日本人は苦労して苦労して苦労することに価値があると思いがちだけど、彼らは楽しまないと意味がないと思ってる。
おいおい、そんなに辛そうな顔して生きてもったいないぜ!!楽しもうぜ!!ってのが南ヨーロッパの気質。
ドイツは日本と同じ仕事人間だけどね。キャリアリズムの。
まったく、綺麗な瞳でイカしたこと言ってくれる人だぜ、カオルさん。
その時、今夜のメインである肉じゃがを炒めていると、鍋から野菜が少しこぼれて地面に落ちた。
「あ、すみませんカオルさん。3秒ルールでいいですか?」
「何言ってんだよ俺たちは旅人だぜ?」
「え、じゃあ1日ルールとかですか?」
「カビが生えるまでルールだよ!!」
そんな楽しいクッキングをしてるところに、また向こうから足音が。
なんだなんだ、ゲストの多いキャンプ場所だな、ここは。
おとといはジャンキー。
昨日は銃を抱えた兵隊。
そして今夜のゲストは、
おとといのジャンキー。
「ハロ~、ハウアーユ~……ゲヘヘヘ。

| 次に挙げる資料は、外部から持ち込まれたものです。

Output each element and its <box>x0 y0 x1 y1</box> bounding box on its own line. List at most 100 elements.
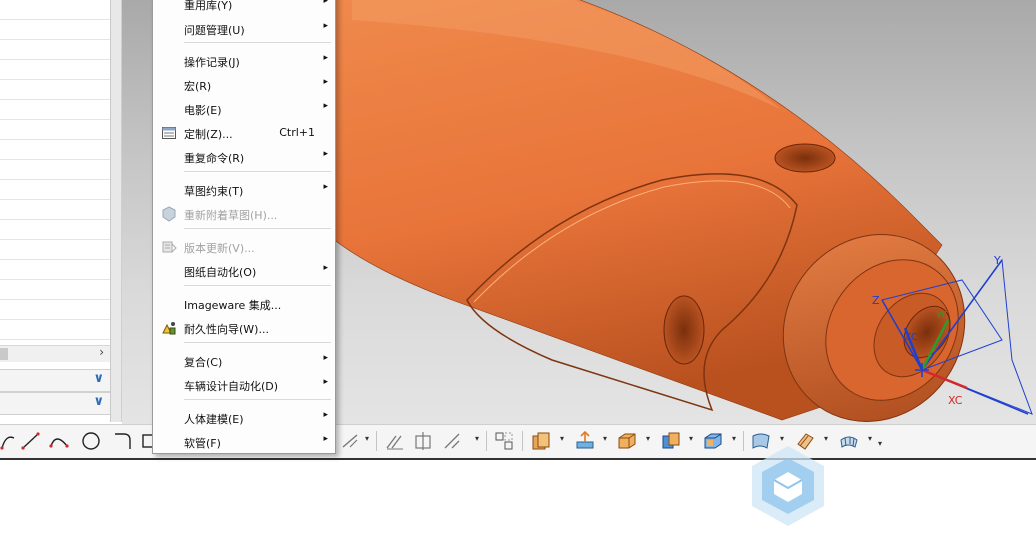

」
すでにラリってやがる(´Д` )
どかりと木の椅子に座り、懐から手作りのボングを取り出し、ハシシを楽しみだした。
まぁ害のない奴だからいいんだけど、ご飯はゆっくり食べたい。
どっか行って欲しい。
するとしばらくして立ち上がり林の向こうに消えていった。
ああ、よかったと思っていたら、ジャンキー、枯れ木を抱えて戻ってきた。
そして、火にくべて鍋の火力を上げてくれた。
「ジィス、ジィス、ジィ~ス、グッド……」
俺たちの仲間になりたいんだね、とカオルさん。
英語はジィス、しか喋れなくて、アラビア語とヘブライ語を混ぜて話すから何言ってるかわかんない。
ボコボコとハシシに火をつけるジャンキー。
わざわざこんな林の中に来てまでハシシを吸うってことは、きっと家族も家もないんだろう。
結構可哀想なやつなんだろうな。
するとカオルさん、自分の皿に肉じゃがとお米を盛りつけ、自分のスプーンと一緒にジャンキーに渡した。
最初は遠慮したジャンキーだけど、いいから食べなとカオルさんが言い続けると、ジャンキーは器を受けとり、スプーンで口に運んだ。
「グッド、グゥゥッド………」
器を空にしたジャンキーは何も言わずに立ち上がり、去っていった。
「きっとフレンドがいないんだよ。悪いやつじゃないから大丈夫さ。」
するとジャンキー、また枯れ木を抱えて戻ってきた。
「おいおい、もういいってば。ハハハハ。」
一生懸命、鍋の下に火をくべてくれる。
俺たちのために何かしたいんだ。
ハシシでまったりとなっていても、恩を返したいという気持ちは忘れない彼。
ありがとうな。
火に照らされながら3人で肉じゃがを頬張った。